A 14 per cent increase in water allocations was announced for NSW Murray general security irrigators this morning.
Murray irrigators were disappointed to receive a zero per cent increase at the last allocation announcement - despite Hume Dam nearing full capacity and minor floods along the Murray River - and calls for more transparency when it comes to allocation decision-making have been growing.
- Hume Dam and Menindee Lakes have filled
- Southern Basin irrigators pursue highest-value crops to survive boom and bust
The 14pc increase puts NSW Murray general security irrigators at 44pc of their entitlement and including carryover water, availability is now approximately 87pc of entitlement. High security allocations are at 97pc.
This morning's allocation announcement from the Department of Planning, Industry and Environment (DPIE) said the resource available to NSW has improved by approximately 335,000 megalitres since the last assessment.
"Airspace releases have resulted in approximately 120,000ML of the Barmah-Millewa Environmental Water Allowance (BMEWA) spilling, with the revised balance now 230,000ML," the statement read.
"With the BMEWA liability now settled, general security allocation can continue to accrue.
"It is estimated that future improvements equating to around 22pc increase in general security is all that is needed to reach full general security allocations."
The statement said airspace releases and tributary inflows continued to create unregulated flow conditions across the Murray Valley and provide supplementary access.
"The unregulated flows are also being used to meet Additional Dilution Flow requirements to South Australia, as required by the Murray Darling Basin Agreement."
It also highlighted the plan for the Menindee Lakes System now it has reached full capacity.
"Under current forecasts, the MLS (Menindee Lakes System) will be surcharged and then drawn down to full supply level (100pc) during summer. Where possible, any drawdown releases will be used to meet demands," the allocation statement read.
Murray Irrigator chairman Phil Snowden said the allocation statement was "concerning for growers".

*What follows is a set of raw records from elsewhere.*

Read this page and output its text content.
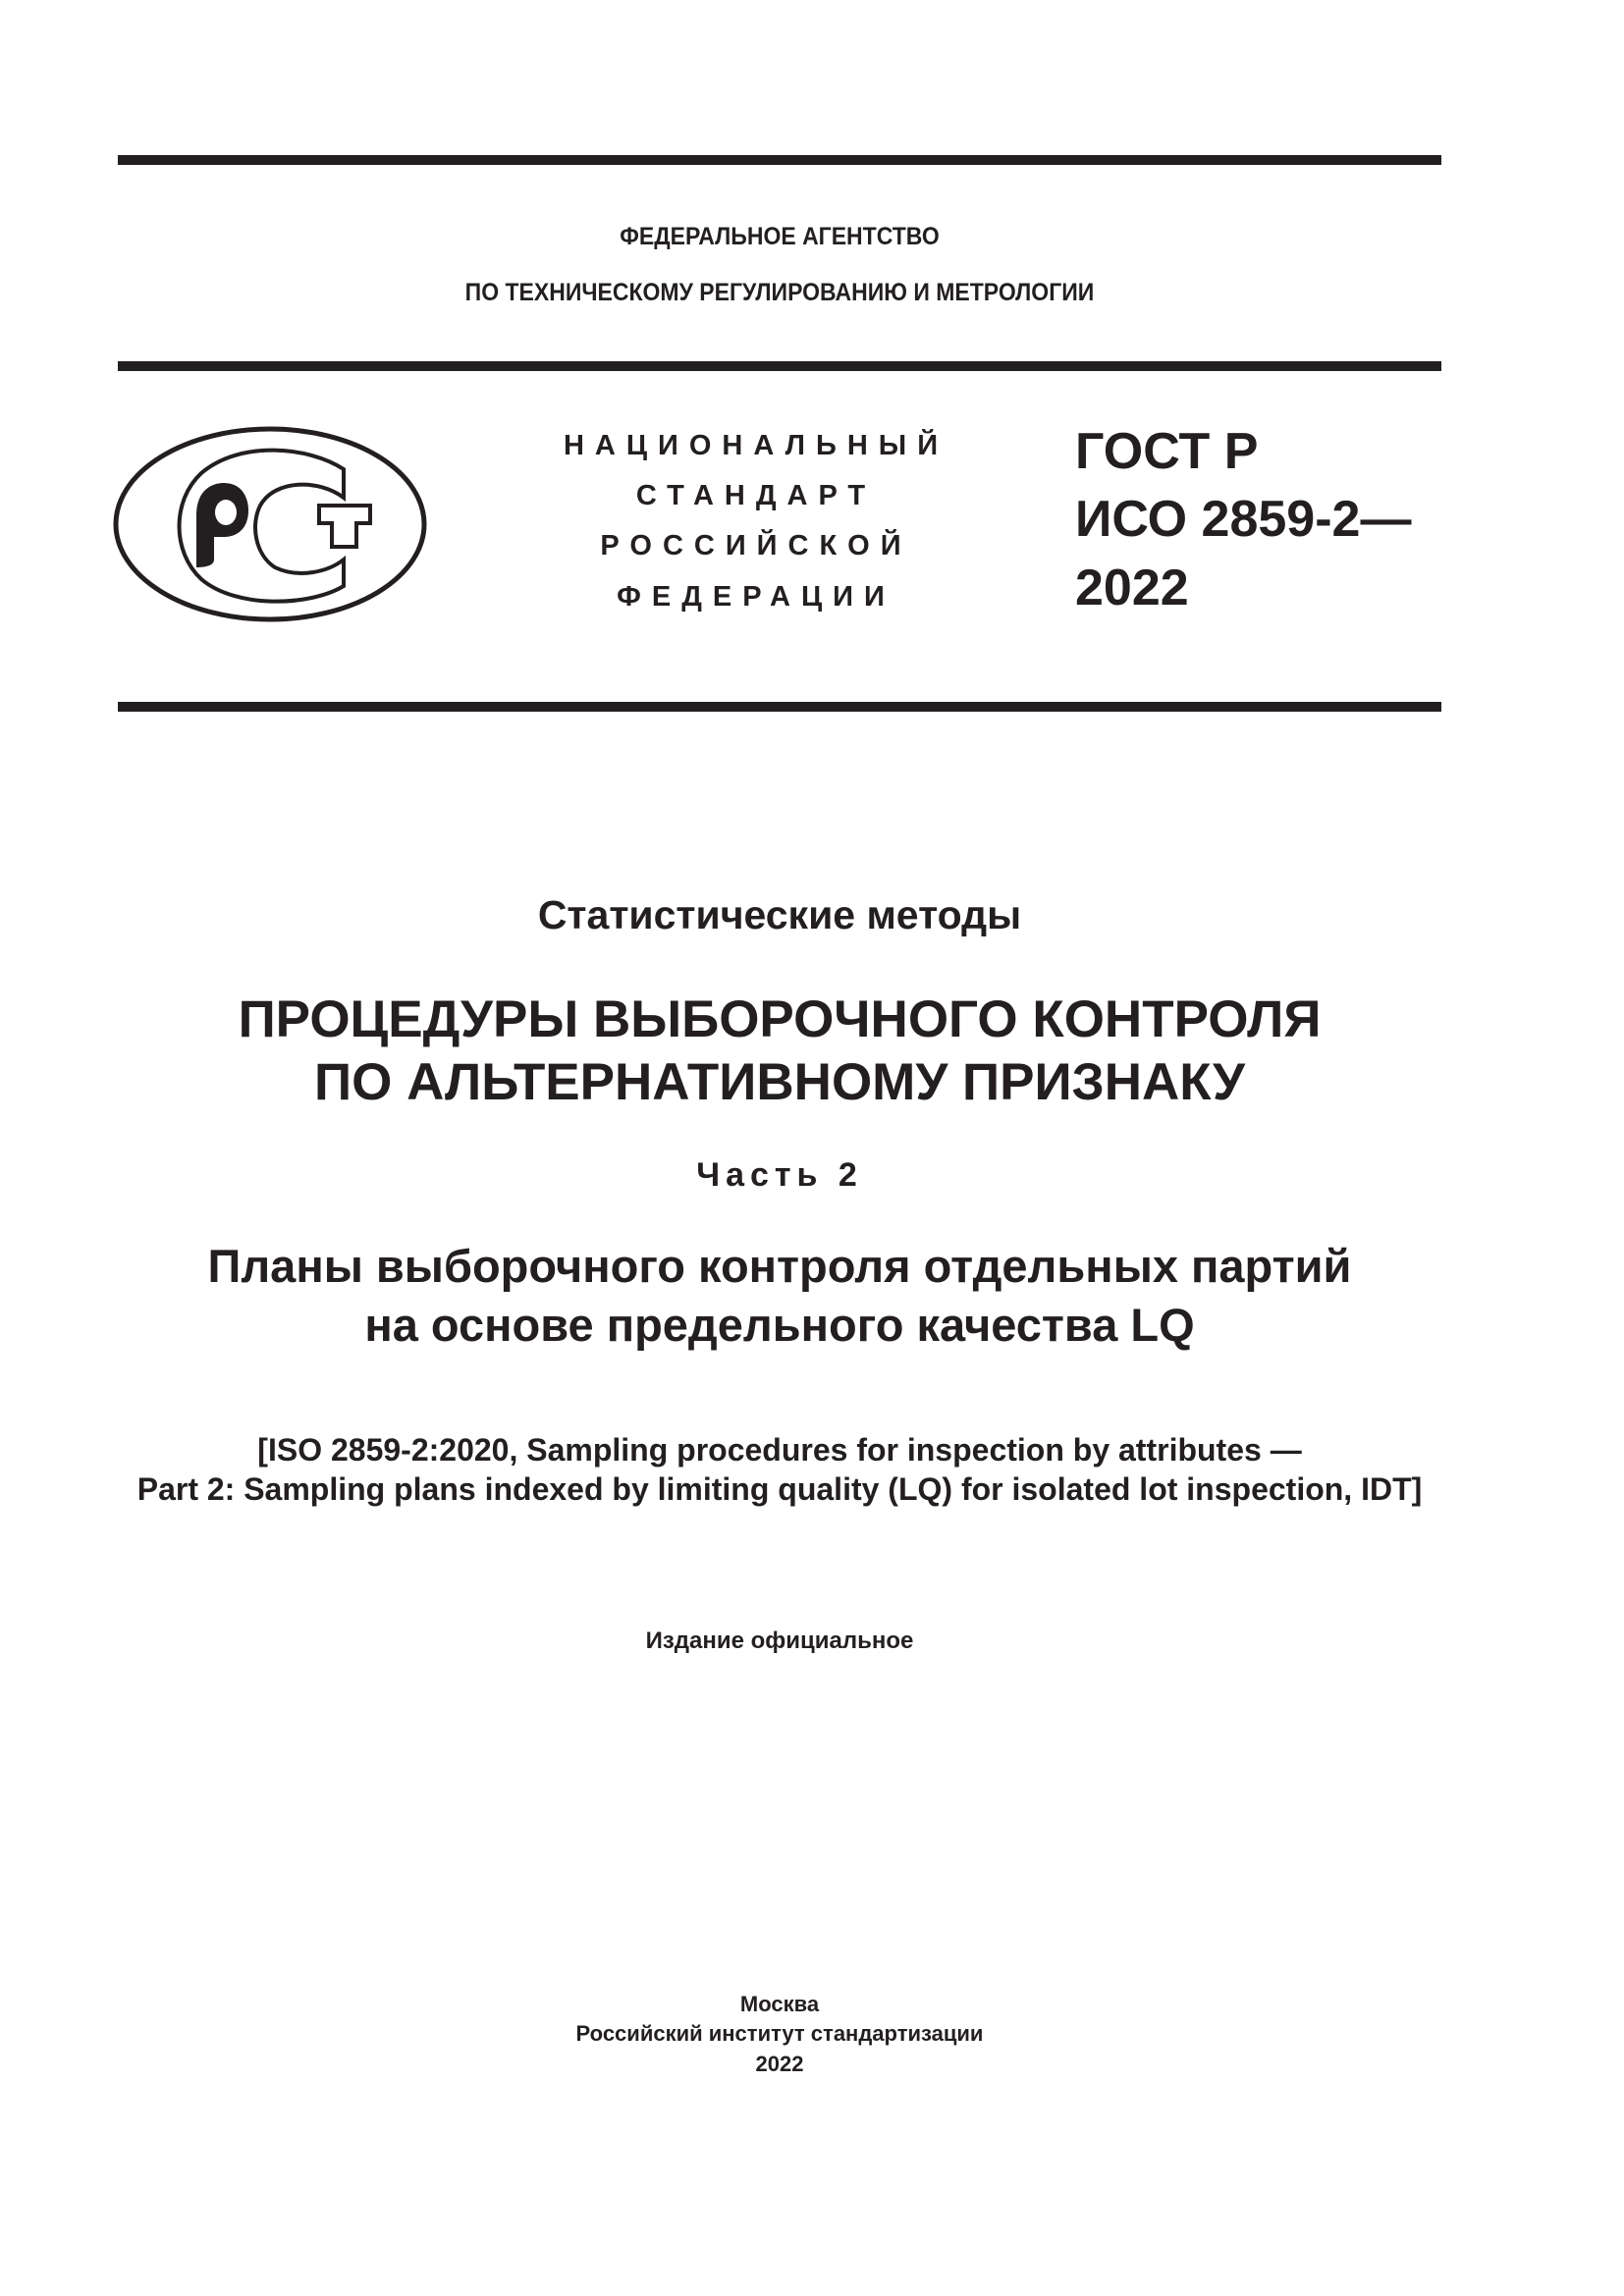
ФЕДЕРАЛЬНОЕ АГЕНТСТВО
ПО ТЕХНИЧЕСКОМУ РЕГУЛИРОВАНИЮ И МЕТРОЛОГИИ
НАЦИОНАЛЬНЫЙ
СТАНДАРТ
РОССИЙСКОЙ
ФЕДЕРАЦИИ
ГОСТ Р
ИСО 2859-2—
2022
Статистические методы
ПРОЦЕДУРЫ ВЫБОРОЧНОГО КОНТРОЛЯ
ПО АЛЬТЕРНАТИВНОМУ ПРИЗНАКУ
Часть 2
Планы выборочного контроля отдельных партий
на основе предельного качества LQ
[ISO 2859-2:2020, Sampling procedures for inspection by attributes —
Part 2: Sampling plans indexed by limiting quality (LQ) for isolated lot inspection, IDT]
Издание официальное
Москва
Российский институт стандартизации
2022
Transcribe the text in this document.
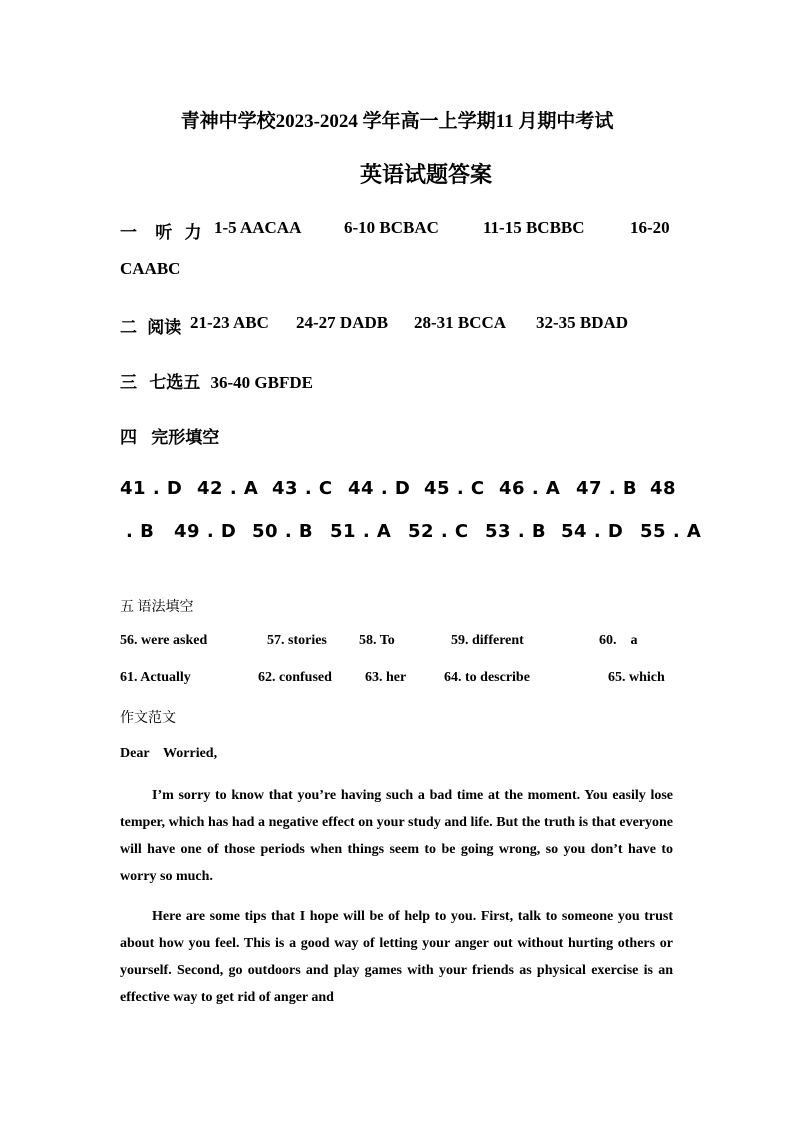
青神中学校2023-2024 学年高一上学期11 月期中考试
英语试题答案
一 听 力 1-5 AACAA	6-10 BCBAC	11-15 BCBBC	16-20
CAABC
二 阅读 21-23 ABC 24-27 DADB 28-31 BCCA 32-35 BDAD
三 七选五 36-40 GBFDE
四 完形填空
41 . D 42 . A 43 . C 44 . D 45 . C 46 . A 47 . B 48
. B 49 . D 50 . B 51 . A 52 . C 53 . B 54 . D 55 . A
五 语法填空
56. were asked	57. stories 58. To	59. different	60.    a
61. Actually	62. confused 63. her	64. to describe	65. which
作文范文
Dear    Worried,
I’m sorry to know that you’re having such a bad time at the moment. You easily lose temper, which has had a negative effect on your study and life. But the truth is that everyone will have one of those periods when things seem to be going wrong, so you don’t have to worry so much.
Here are some tips that I hope will be of help to you. First, talk to someone you trust about how you feel. This is a good way of letting your anger out without hurting others or yourself. Second, go outdoors and play games with your friends as physical exercise is an effective way to get rid of anger and
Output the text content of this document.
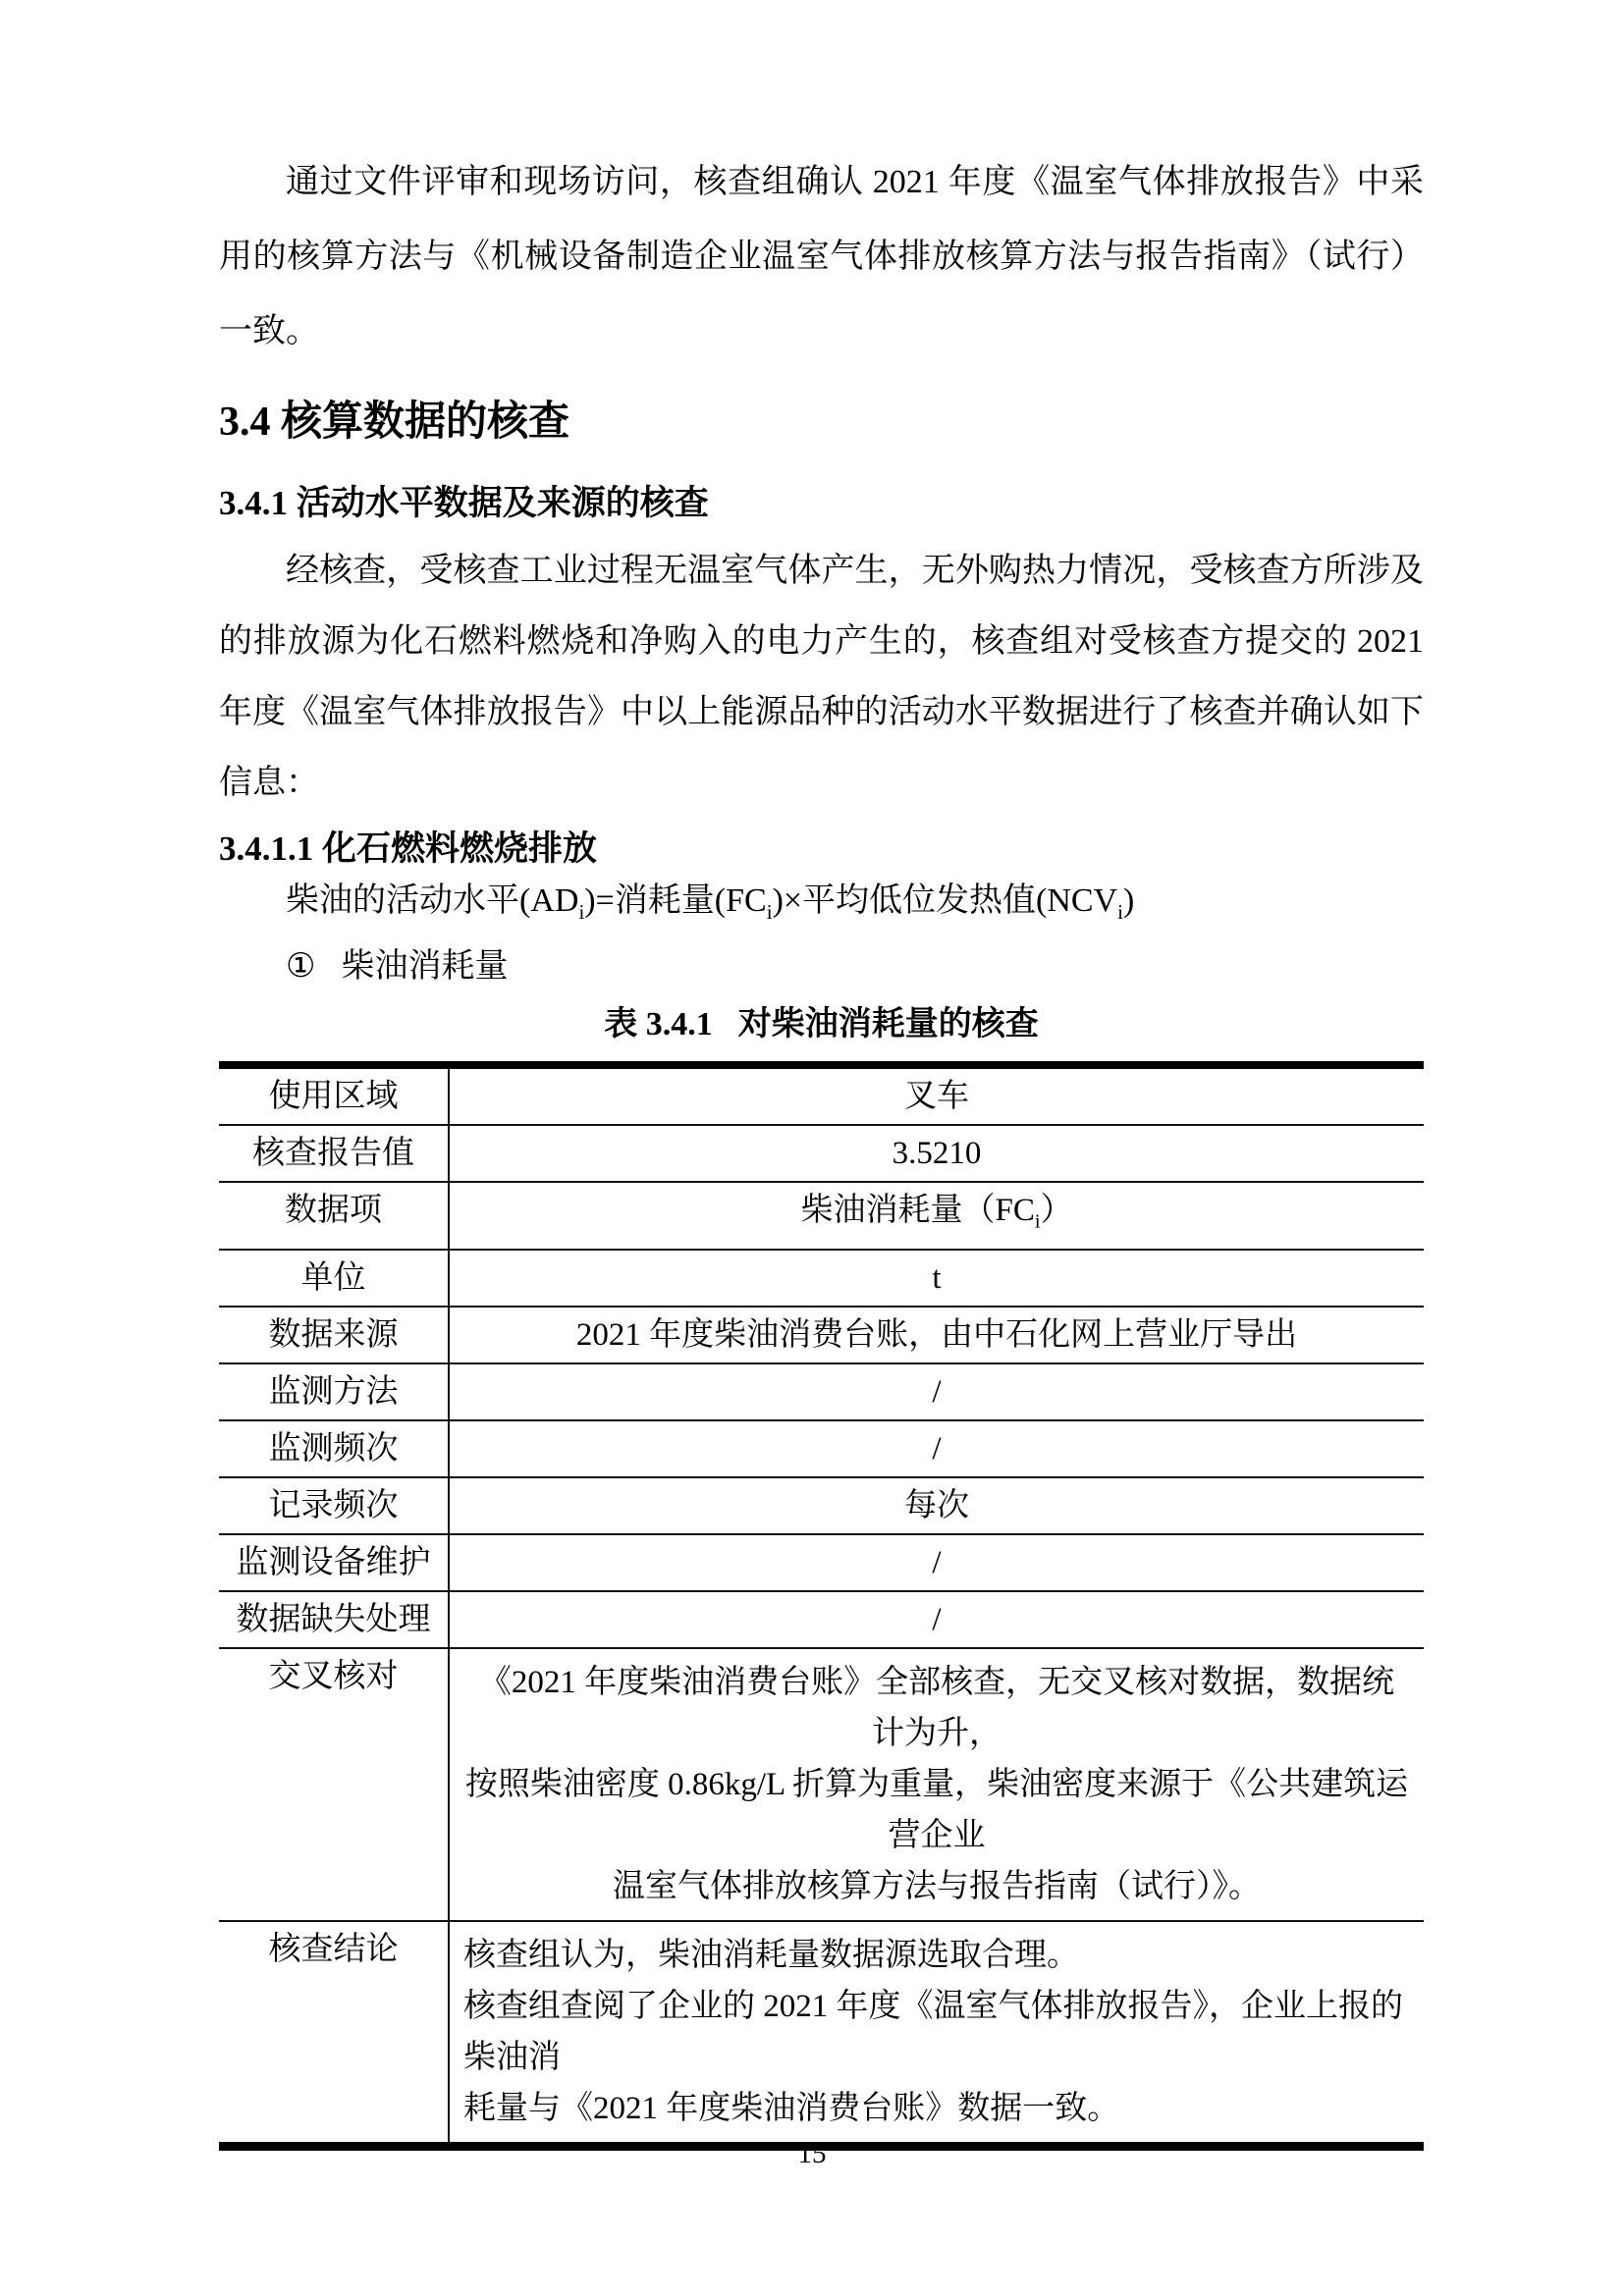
通过文件评审和现场访问，核查组确认 2021 年度《温室气体排放报告》中采用的核算方法与《机械设备制造企业温室气体排放核算方法与报告指南》（试行）一致。

3.4 核算数据的核查
3.4.1 活动水平数据及来源的核查

经核查，受核查工业过程无温室气体产生，无外购热力情况，受核查方所涉及的排放源为化石燃料燃烧和净购入的电力产生的，核查组对受核查方提交的 2021 年度《温室气体排放报告》中以上能源品种的活动水平数据进行了核查并确认如下信息：

3.4.1.1 化石燃料燃烧排放
柴油的活动水平$(AD_i)=$消耗量$(FC_i)\times$平均低位发热值$(NCV_i)$
① 柴油消耗量
表 3.4.1 对柴油消耗量的核查
使用区域	叉车
核查报告值	3.5210
数据项	柴油消耗量$(FC_i)$
单位	t
数据来源	2021 年度柴油消费台账，由中石化网上营业厅导出
监测方法	/
监测频次	/
记录频次	每次
监测设备维护	/
数据缺失处理	/
交叉核对	《2021 年度柴油消费台账》全部核查，无交叉核对数据，数据统计为升，
按照柴油密度 0.86kg/L 折算为重量，柴油密度来源于《公共建筑运营企业
温室气体排放核算方法与报告指南（试行）》。

核查结论	核查组认为，柴油消耗量数据源选取合理。
核查组查阅了企业的 2021 年度《温室气体排放报告》，企业上报的柴油消
耗量与《2021 年度柴油消费台账》数据一致。
15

"We are disappointed that the water allocation remains low at 44pc. This is a critical time for our farmers across the Murray valley who are watering winter crops and ordering seed for summer plantings," Mr Snowden said.
"Most of the dams are full.
"The calculated probabilities for future allocation improvements this month are far more realistic than there were in August, however, they still appear to be very conservative.
Meanwhile, Murrumbidgee irrigators saw another zero per cent increase keeping general security allocations at 52pc.
"With full storages, airspace is not available to capture new resources and substantially improve resources to facilitate further allocations," the Murrumbidgee allocation statement read.
"However, as demand ramps up in the coming weeks, it is expected that allocations will improve significantly on the back of higher than minimum inflows."
Inspector-General review on NSW Murray operations underway
Inspector-General of Water Compliance Troy Grant has said he is conducting a review into the operation of the Murray and lower Darling Rivers and will look into some of the key drivers of allocation decisions.
These include how well water is being measured and modelled at both the Basin and valley scale for conveyance losses and bulk state water shares.
There will also be an assessment of hydrometric data coverage and quality, and associated data analysis processes.
Mr Grant said NSW Murray and Murrumbidgee stakeholders, including the Ricegrowers Association, had made representations to him new seeking greater transparency for water allocation determinations.
"What is clear is that NSW water allocations are a longstanding area of concern," Mr Grant said last week.
"There is more than a century of negotiations and agreements which underpin how water is shared on the Murray.
"I caution against thinking there is a quick fix or simple changes to be made immediately.
"It is a fully allocated system which means to give to one you must take from another."
However, he acknowledged that water users wanted a better understanding on the levers that drive general allocation decision making.
"I also acknowledge the frustrations of farmers in these districts who are looking to recover from difficult years with low inflows and low allocations," Mr Grant said.
"They know that being better informed will assist them in making cropping decisions in the future.
"Allocation issues are symbolic of a range of stakeholders' concerns in the NSW Murray region. As such, I have already commissioned various pieces of work to systemically assess the effectiveness and performance of State and Commonwealth water agencies."
Along with a review into the operation of the NSW Murray and Lower Darling, Mr Grant's office will review the Commonwealth Environmental Water Holder's (CEWH) processes for planning, managing and delivering environmental water each year; and former Victorian Auditor-General Des Pearson will conduct a detailed analysis on each Basin jurisdictions water compliance system.
"On top of these projects, we'll also be meeting with and listening to people on this issue. I have recently appointed field officers based in Mildura (Vic), Albury (NSW) and Loxton (SA)...
"Combined with the outcomes of our reviews, I expect this will show some clear next steps."